Le talent d’un ange, l’âme d’un démon.

Le dernier point qu’on ne doit pas oublier de mentionner concernant Thiago, c’est que si c’est un joueur offensivement « raffiné » (comme pourrait le dire Mino Raiola), c’est une sacré teigne de part sa personnalité. Maître de la faute tactique, on sent qu’il a clairement pris du football italien l’envie de prendre l’ascendant psychologique sur ses adversaires. Et puis, il a pris suffisamment de rouges dans sa carrière pour que ses adversaires comprennent qu’il est prêt à essuyer ses crampons sur une cheville si on manque de respect à sa personne ou à celle de ses coéquipiers. C’est un peu comme si les voyous de la cour de récré amenait des sandwichs saumons caviar pour le goûter.

A ce stade de sa carrière, Thiago Motta est un joueur accompli et n’a plus beaucoup de points de progression.
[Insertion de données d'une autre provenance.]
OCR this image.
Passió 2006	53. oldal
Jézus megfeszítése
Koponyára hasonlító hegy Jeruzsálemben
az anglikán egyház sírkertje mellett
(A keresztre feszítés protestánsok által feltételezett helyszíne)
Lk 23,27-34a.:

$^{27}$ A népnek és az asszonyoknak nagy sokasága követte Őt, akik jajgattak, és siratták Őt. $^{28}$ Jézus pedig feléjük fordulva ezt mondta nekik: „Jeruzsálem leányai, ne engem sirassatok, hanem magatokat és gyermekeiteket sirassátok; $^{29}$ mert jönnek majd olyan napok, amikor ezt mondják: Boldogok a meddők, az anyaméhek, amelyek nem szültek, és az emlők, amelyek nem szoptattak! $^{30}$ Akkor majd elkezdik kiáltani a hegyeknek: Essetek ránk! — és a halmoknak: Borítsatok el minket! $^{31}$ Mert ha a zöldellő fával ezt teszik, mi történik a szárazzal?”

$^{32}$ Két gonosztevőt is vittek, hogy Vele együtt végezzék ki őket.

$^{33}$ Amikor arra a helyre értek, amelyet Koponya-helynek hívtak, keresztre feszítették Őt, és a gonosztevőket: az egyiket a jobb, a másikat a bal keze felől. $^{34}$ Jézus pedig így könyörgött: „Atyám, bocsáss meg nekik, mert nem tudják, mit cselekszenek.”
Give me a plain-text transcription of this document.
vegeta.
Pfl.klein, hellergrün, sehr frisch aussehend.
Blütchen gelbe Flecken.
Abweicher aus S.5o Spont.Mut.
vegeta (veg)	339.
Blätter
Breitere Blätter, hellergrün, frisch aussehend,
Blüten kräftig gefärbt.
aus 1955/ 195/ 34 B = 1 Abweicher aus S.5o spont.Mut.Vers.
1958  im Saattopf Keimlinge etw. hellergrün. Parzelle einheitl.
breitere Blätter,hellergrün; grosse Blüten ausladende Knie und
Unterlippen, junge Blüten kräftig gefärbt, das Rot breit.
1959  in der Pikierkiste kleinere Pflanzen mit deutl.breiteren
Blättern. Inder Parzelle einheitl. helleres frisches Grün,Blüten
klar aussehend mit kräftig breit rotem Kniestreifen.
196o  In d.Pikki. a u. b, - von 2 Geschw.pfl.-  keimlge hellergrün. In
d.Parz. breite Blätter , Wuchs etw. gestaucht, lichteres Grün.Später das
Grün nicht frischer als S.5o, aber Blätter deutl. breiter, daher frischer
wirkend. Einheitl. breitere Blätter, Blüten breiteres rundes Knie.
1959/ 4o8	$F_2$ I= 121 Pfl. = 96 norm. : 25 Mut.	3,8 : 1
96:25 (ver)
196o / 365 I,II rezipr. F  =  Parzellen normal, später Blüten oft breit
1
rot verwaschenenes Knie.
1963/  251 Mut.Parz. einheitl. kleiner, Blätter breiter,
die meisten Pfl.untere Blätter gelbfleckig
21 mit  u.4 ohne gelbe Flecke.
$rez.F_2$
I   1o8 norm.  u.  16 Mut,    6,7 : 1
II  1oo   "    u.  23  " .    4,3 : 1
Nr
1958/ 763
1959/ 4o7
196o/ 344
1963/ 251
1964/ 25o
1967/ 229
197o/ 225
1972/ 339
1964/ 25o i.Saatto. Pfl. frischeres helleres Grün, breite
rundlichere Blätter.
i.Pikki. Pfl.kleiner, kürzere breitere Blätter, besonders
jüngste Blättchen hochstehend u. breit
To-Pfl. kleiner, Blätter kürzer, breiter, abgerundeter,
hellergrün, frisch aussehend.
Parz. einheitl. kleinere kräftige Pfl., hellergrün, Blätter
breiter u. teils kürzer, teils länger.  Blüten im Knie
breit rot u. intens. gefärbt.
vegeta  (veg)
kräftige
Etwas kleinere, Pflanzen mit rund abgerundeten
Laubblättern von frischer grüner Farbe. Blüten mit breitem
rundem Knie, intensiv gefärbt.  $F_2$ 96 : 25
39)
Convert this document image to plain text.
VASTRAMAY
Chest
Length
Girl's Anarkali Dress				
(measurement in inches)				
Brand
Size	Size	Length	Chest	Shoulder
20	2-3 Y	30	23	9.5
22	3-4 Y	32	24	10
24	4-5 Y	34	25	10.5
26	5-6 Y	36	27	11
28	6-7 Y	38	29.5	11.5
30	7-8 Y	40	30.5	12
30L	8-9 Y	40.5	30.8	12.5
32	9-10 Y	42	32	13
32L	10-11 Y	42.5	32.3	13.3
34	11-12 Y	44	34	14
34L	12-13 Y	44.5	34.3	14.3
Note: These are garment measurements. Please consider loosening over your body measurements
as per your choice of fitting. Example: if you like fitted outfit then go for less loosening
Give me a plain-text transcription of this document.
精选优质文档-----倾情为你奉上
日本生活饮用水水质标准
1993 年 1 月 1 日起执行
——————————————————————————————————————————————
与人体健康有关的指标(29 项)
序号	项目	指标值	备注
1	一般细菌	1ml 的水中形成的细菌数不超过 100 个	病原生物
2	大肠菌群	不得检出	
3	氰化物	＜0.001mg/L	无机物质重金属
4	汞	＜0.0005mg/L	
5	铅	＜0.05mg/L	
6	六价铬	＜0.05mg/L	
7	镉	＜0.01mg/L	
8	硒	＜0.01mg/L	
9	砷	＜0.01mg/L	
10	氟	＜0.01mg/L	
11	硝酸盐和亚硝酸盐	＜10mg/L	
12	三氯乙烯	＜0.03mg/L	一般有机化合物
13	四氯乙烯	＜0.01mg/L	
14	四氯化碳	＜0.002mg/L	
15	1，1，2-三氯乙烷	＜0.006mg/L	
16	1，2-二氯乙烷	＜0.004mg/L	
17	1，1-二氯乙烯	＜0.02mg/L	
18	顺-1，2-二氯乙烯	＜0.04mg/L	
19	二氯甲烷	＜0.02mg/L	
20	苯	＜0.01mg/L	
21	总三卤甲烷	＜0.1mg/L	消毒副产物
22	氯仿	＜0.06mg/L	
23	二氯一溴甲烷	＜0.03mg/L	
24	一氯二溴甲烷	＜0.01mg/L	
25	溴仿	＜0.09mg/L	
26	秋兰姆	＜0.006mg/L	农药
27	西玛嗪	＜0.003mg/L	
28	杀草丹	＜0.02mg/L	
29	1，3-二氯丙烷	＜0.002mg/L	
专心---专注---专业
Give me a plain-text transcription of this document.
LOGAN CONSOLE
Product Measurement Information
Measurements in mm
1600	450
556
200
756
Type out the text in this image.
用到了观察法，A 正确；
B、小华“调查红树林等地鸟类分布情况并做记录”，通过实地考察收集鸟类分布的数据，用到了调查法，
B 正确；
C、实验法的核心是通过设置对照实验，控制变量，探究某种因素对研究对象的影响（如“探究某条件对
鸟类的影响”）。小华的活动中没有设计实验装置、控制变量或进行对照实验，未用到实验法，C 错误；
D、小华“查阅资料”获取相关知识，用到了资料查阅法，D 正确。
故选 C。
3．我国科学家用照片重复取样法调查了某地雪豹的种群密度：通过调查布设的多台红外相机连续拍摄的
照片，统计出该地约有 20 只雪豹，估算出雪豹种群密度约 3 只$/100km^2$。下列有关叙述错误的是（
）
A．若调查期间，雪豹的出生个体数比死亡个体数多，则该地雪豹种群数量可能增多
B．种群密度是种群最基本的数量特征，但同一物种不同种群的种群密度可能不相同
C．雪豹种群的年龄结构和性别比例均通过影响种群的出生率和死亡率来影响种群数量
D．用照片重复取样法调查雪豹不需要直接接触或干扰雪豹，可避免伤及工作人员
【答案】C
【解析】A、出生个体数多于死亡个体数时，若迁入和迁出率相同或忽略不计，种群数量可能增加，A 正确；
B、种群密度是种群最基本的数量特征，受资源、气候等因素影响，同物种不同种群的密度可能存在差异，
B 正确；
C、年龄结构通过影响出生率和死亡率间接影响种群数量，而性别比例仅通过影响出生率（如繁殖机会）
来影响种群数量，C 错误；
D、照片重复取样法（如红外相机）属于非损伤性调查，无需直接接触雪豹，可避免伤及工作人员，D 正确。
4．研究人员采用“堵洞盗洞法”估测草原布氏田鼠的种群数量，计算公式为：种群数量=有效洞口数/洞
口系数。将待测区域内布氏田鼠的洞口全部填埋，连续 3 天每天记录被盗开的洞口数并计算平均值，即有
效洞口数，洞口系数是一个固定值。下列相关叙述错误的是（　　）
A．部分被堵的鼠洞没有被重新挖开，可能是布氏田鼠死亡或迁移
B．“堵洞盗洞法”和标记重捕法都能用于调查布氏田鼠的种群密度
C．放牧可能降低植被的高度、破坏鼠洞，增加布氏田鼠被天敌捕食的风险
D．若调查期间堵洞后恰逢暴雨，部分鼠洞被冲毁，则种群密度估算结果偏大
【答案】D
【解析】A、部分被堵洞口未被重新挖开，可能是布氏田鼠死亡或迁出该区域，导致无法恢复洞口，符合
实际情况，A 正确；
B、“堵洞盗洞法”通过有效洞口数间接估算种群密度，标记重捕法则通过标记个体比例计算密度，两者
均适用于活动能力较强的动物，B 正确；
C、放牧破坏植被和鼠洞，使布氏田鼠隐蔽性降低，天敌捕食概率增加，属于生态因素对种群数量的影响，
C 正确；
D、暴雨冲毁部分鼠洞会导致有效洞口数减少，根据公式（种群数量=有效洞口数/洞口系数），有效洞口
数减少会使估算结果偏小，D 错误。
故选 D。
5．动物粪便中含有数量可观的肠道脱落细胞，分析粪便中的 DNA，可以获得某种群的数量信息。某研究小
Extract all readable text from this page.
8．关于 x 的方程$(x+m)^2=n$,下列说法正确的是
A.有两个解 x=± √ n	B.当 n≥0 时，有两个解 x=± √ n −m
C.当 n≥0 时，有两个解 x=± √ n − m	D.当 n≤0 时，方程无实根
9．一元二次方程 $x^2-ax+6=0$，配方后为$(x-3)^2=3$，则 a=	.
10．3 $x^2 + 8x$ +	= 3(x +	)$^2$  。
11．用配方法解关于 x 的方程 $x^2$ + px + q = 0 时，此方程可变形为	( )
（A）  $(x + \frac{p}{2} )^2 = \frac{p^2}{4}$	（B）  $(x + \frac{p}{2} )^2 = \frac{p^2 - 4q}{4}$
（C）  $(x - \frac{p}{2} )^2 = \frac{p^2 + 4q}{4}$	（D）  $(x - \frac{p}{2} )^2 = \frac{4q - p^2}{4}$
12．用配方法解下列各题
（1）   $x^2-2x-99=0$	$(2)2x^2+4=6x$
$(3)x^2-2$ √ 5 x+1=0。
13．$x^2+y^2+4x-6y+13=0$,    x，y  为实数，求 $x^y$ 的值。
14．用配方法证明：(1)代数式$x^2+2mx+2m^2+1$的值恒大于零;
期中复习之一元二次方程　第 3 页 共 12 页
C’est un professionnel exemplaire et un joueur extrêmement complet qui ressemble au final énormément à Paul Scholes dans sa capacité a comprendre le jeu, en dicter le rythme et orienter son équipe par sa science de la passe. On a vu qu’il possédait une frappe de balle très puissante comme l’ancien international anglais, reste a espérer le voir planter quelques pions de loin avec nous.